“What the world needs now is dance.” With a provocative title such as that, I was pretty excited to read the article on Dance Magazine’s online content page. Anyone who knows me, knows I believe if we’re ever going to attain world peace, it’s through dance–the world definitely needs dance, and we need it now. But I was thoroughly disappointed in the article.
The author seemed to profess dance as a necessary form of escapism from our social-media and what she calls an intellectualism entrapped society. Now there’s a limited view on dance (and society)…
We need dance because we need to imagine new realities, perform new realities, deconstruct current realities–not simply to escape the status quo.
In the way Flachs writes, she separates dance from reality, from the world of non-dancers. It’s the perpetuation of this separation that limits our audience, limits the access to dance, and devalues non-concert dance and non-western dance forms. We need to expand our definition of dance, beyond the proscenium stage if we are going to use it as a necessary tool in today’s world.
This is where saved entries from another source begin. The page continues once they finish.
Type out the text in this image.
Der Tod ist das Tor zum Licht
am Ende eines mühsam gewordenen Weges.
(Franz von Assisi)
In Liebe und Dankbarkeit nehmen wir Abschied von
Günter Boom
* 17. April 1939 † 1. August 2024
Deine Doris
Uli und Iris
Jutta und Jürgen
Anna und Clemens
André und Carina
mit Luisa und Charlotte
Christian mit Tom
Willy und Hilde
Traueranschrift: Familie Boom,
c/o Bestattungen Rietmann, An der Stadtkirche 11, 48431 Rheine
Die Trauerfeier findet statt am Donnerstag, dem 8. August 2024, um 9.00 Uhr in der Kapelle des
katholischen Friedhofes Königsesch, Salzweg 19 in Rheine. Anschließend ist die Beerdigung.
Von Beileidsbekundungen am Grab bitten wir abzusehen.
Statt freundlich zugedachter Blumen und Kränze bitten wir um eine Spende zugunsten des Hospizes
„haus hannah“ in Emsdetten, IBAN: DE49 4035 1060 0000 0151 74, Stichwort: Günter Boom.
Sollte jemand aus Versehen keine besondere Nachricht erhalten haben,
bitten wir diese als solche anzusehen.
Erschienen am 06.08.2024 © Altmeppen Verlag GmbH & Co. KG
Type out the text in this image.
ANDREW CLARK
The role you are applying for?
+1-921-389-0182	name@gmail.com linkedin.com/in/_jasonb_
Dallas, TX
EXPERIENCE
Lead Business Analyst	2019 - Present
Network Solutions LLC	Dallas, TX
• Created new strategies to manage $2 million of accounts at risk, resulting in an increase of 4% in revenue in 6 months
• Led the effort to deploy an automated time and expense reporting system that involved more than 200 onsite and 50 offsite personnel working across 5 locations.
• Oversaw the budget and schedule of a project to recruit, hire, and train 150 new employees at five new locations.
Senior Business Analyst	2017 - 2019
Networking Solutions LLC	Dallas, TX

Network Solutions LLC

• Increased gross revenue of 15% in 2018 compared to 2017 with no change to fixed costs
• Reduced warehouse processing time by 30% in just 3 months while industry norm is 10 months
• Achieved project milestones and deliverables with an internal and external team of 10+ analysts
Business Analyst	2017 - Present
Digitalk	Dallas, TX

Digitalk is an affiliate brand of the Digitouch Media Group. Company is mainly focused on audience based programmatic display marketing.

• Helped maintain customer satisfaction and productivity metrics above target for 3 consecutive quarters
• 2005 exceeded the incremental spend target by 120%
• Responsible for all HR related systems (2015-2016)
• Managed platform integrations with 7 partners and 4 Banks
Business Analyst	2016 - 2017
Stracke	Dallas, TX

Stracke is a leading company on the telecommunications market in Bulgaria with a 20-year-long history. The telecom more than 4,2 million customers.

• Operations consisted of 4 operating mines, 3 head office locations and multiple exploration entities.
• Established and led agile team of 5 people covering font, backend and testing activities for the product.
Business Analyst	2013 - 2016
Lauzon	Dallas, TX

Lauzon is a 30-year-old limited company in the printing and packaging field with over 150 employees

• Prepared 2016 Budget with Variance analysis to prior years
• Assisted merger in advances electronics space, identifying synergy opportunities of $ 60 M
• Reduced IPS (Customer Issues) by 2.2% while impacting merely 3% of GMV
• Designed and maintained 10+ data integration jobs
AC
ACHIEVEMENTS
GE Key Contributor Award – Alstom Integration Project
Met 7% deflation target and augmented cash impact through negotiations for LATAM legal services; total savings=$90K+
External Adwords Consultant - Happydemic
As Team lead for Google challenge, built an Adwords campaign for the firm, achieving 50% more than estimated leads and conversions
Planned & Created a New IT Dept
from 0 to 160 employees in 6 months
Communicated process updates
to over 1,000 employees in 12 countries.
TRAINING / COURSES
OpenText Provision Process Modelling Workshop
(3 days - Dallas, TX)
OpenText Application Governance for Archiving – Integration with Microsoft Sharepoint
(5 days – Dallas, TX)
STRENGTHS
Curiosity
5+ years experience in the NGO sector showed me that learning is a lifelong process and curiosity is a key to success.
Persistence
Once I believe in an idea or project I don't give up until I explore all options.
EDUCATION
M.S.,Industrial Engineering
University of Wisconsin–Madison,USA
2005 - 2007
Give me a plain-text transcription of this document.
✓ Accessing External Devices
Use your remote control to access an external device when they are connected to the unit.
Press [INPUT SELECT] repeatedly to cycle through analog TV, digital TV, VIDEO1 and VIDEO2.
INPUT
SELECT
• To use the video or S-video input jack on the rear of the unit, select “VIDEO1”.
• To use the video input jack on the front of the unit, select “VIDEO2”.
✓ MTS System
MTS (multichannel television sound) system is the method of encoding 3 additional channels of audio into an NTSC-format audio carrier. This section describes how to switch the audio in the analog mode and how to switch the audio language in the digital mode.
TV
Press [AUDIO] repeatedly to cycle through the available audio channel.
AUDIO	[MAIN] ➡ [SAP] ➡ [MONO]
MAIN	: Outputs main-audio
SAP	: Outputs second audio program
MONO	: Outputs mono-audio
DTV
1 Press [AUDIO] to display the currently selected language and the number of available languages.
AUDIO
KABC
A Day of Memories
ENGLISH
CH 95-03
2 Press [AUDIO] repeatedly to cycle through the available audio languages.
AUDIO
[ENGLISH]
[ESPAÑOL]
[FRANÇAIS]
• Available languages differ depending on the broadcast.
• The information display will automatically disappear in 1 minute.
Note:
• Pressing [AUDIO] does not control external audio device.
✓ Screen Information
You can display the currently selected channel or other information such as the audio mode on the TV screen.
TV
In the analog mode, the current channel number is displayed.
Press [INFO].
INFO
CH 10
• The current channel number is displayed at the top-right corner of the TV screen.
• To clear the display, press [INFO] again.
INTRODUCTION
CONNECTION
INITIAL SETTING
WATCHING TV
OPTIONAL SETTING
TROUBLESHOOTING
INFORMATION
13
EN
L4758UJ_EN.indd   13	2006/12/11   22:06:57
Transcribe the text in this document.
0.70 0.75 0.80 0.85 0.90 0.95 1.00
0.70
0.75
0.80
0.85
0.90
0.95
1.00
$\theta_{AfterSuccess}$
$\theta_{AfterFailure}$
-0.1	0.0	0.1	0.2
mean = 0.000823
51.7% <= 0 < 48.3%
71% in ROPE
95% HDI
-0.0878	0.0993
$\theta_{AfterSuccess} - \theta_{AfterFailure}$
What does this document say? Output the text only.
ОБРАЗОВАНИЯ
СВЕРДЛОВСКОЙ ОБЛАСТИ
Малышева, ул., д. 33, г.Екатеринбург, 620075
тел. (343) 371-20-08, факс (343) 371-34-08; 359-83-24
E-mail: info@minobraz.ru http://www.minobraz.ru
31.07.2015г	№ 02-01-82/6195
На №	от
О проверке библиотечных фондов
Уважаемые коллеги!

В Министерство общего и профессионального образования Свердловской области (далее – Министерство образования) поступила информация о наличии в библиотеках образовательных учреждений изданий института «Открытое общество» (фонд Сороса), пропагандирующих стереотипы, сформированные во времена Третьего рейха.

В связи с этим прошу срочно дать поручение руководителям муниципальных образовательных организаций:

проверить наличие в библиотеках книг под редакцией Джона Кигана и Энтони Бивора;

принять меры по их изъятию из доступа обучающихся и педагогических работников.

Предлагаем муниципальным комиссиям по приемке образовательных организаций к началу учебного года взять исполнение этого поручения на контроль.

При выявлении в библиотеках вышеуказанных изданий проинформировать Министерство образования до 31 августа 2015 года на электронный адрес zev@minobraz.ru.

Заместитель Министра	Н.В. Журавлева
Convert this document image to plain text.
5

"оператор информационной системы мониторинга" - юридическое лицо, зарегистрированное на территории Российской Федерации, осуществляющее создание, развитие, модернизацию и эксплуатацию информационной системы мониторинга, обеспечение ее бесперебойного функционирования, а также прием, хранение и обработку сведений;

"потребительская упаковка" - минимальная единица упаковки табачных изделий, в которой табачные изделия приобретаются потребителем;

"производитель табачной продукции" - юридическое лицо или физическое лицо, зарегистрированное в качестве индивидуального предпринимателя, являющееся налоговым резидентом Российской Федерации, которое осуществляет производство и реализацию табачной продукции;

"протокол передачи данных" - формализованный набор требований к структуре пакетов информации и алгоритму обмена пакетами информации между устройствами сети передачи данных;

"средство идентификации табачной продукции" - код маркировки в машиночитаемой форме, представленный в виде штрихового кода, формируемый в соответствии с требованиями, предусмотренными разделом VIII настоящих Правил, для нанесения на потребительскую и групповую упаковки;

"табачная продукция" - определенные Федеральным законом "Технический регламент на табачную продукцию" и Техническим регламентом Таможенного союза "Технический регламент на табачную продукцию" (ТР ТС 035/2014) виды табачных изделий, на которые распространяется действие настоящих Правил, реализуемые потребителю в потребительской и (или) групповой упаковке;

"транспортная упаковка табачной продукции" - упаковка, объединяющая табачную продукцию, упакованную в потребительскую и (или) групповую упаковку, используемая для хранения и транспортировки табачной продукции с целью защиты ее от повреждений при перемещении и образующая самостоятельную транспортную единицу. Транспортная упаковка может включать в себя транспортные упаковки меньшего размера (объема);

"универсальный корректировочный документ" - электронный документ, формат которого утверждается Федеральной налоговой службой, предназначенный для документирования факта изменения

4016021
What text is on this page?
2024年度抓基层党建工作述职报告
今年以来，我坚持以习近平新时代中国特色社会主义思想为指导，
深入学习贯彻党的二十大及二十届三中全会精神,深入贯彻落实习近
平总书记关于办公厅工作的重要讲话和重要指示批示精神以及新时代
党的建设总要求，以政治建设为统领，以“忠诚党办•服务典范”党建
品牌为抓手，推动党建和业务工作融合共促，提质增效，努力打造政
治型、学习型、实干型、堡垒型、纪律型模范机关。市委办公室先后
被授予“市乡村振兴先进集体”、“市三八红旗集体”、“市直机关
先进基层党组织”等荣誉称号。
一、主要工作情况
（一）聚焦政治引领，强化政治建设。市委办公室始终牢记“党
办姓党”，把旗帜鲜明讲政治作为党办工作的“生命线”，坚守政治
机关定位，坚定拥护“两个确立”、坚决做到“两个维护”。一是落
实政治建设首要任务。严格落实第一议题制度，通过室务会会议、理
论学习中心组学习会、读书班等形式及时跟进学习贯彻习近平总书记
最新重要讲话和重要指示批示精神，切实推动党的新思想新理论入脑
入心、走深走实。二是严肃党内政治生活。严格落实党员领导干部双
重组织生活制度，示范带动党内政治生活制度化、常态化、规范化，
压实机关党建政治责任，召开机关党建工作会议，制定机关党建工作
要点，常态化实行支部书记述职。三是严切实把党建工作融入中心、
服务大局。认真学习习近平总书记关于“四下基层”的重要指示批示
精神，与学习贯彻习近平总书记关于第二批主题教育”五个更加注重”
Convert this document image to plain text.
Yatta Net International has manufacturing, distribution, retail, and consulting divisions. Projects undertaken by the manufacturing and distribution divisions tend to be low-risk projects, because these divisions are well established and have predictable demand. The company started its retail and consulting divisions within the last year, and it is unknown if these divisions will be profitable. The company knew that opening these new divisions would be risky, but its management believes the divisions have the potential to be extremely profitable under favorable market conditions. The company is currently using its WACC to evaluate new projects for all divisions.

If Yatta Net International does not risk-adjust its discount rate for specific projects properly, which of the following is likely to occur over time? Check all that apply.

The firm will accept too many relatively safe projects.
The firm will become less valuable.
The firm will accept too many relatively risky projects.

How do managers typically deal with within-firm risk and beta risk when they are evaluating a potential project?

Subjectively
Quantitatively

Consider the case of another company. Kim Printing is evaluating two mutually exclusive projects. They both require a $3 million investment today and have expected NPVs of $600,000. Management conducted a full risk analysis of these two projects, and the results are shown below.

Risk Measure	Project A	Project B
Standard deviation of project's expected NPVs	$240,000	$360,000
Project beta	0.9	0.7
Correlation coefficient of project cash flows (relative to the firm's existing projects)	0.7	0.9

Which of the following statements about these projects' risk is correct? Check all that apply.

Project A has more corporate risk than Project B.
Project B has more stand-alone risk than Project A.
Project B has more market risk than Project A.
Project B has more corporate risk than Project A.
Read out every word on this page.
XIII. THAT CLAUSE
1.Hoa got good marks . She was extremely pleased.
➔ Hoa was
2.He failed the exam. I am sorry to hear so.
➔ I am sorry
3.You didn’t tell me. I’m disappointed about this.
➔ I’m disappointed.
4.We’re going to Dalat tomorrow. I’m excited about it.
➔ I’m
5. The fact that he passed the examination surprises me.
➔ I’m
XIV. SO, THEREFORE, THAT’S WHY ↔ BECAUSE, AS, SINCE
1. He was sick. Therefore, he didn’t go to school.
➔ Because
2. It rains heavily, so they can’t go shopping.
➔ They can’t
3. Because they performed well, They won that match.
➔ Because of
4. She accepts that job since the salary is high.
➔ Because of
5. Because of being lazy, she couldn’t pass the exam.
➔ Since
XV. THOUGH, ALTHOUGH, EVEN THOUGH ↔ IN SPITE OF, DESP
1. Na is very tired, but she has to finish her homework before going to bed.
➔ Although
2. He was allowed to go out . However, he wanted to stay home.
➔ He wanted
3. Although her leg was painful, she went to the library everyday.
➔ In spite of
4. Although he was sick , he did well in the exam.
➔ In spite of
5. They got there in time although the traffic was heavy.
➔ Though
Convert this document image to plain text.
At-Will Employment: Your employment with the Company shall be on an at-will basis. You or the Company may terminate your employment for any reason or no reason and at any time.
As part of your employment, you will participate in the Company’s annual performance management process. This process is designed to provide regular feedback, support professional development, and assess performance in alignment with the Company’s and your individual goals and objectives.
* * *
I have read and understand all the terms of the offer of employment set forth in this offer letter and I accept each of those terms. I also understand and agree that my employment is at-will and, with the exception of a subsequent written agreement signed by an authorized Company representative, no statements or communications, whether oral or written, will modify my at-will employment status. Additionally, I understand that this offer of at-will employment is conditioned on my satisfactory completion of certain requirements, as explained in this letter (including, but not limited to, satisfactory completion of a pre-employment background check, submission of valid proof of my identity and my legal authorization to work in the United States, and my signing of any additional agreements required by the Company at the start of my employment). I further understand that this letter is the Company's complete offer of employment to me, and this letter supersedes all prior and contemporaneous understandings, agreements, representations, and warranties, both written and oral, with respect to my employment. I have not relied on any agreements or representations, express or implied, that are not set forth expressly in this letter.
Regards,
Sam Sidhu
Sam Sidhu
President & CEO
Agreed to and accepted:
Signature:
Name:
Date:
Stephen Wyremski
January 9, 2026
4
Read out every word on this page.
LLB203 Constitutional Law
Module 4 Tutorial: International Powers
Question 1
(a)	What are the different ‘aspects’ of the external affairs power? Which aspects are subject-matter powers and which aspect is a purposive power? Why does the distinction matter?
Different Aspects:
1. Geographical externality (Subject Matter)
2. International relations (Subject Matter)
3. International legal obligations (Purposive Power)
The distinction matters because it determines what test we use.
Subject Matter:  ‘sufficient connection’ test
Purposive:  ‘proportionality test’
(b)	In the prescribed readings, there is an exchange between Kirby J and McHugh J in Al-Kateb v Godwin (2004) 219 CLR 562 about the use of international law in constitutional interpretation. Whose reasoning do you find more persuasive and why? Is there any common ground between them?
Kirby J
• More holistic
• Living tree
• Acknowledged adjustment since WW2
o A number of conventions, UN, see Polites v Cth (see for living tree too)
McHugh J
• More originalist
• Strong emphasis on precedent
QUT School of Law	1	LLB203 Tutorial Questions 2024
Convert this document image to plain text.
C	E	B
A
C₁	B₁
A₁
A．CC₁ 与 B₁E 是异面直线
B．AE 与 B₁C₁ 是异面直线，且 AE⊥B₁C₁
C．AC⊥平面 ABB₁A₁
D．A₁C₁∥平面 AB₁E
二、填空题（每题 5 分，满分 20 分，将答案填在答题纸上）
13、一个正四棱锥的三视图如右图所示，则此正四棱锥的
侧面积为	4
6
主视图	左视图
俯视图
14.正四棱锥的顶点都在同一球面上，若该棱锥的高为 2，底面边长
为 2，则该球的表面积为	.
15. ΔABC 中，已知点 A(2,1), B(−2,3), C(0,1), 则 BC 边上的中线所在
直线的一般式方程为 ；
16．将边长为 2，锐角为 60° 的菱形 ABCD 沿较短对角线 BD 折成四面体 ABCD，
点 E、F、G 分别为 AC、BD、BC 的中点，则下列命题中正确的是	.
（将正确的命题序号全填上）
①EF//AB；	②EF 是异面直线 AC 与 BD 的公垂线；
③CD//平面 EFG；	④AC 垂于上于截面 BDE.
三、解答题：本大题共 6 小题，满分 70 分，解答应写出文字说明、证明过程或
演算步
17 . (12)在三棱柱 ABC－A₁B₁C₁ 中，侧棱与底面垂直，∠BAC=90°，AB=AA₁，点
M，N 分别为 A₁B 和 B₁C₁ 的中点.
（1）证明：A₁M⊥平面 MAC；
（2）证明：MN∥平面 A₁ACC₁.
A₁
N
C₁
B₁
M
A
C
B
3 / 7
Flachs begins the article with a personal story of bitterness questioning why dancers are paid so little. She asks, “Why is there not financial support to offer a contract longer than 60 percent of the year? Why do the curtains open on our Sunday matinee to reveal a checkerboard of empty seats? What are we doing here if there is no demand for the service we provide as dancers?” She goes on to defend concert dance, solely from her perspective as a professional dancer. We cannot explain to non-dancers why they should value dance based on our experiences onstage. The majority of the audience cannot relate to standing in the wings, feeling the rush of running onstage, or out-of-body experiences when we fully commit to movements. If we want to expand our audiences beyond fellow dancers, we have to connect dance to the general public on another level. She says, “as any professional dancer knows…” But what about someone who is not a professional dancer? No wonder the world does not value dancers, we’ve separated ourselves; we’re living in a dance bubble. I’m not saying I have an answer to that–I wish everyone would just experience dance and maybe they would agree. But we need a new way to draw in a non-dancer audience.
Flachs seems to limit dance to escapism. If dance is just a way to escape reality, there are a million ways to do that. There are a million ways to escape technology. That does not make dance special.
Dance cannot negate that the world has changed and our daily interactions have changed because of technology. If that fact refuses to be reflected in performances, then it’s no wonder ticket sales dwindle. If we assume audiences should be able to view dance through the same lens they did 100 years ago, or even 30 years ago, when fast-paced social media had not altered our human experience, we will continue to see audience sizes diminish. I think incorporating and questioning technology in and through performance keeps live performance relevant. I want to keep seeing the classics on stage, I put my phone away for the duration of a performance, but a lot of people–particularly millennials–don’t. We’ve lost the cultural norm of going to the theater, of theater etiquette. And I believe we have to evolve as performers. We can still arrive at those deeply humanizing moments of performance, but we have to find new ways of engaging the audience, getting them excited about dance…
Inclusive, community based dance events; site-specific performances that push the public to see spaces and bodies differently…i.e., dance as more than entertainment…
We can use movement, and dance, particularly process driven work, as research.
Dance functions as non-linguistic knowledge. I agree with Flachs that “Steps conveyed on stage can embody and transmit feelings to the audience…ideas are shared that may be difficult to articulate, but are deeply understood.” This is kinesthetic empathy–mirror neurons in our brain allowing us to experience the movements we see on other bodies, in this case, performers’ bodies. We can use this inherent human process to bridge the gap between people of different world views.
I also find Flachs’ separation of the intellectual and dance problematic. If we separate dance from the intellectual, we are invalidating dance, choreography, and movement as a form of research. In academia, we have to fight for dance to be taken as seriously as the sciences, or even as seriously as theater. Movement within a research context opens new pathways of understanding and engaging with the world. Research and language translate into our bodies and vice versa. The more we allow those to overlap, explore and deepen the overlap, explore how we translate from movement to language and back, the more profound our understanding of our human experience.
I also cannot agree with the idea of “the purity of live movement.” A body onstage is ripe with messages even before it moves. The body is political, a political subject, a form full of connotations. Yes, it can be incredibly liberating to move, but is that movement pure? Our experiences color our movement, and investigating that validates dance as research.
I believe the world needs dance (and music) because it brings people of all walks of life together. I believe the world needs dance in intellectual research, because humans are not just theories and words, we are also bodies, and investigating the interactions between body, language, and experience unlocks the possibility to imagine new realities.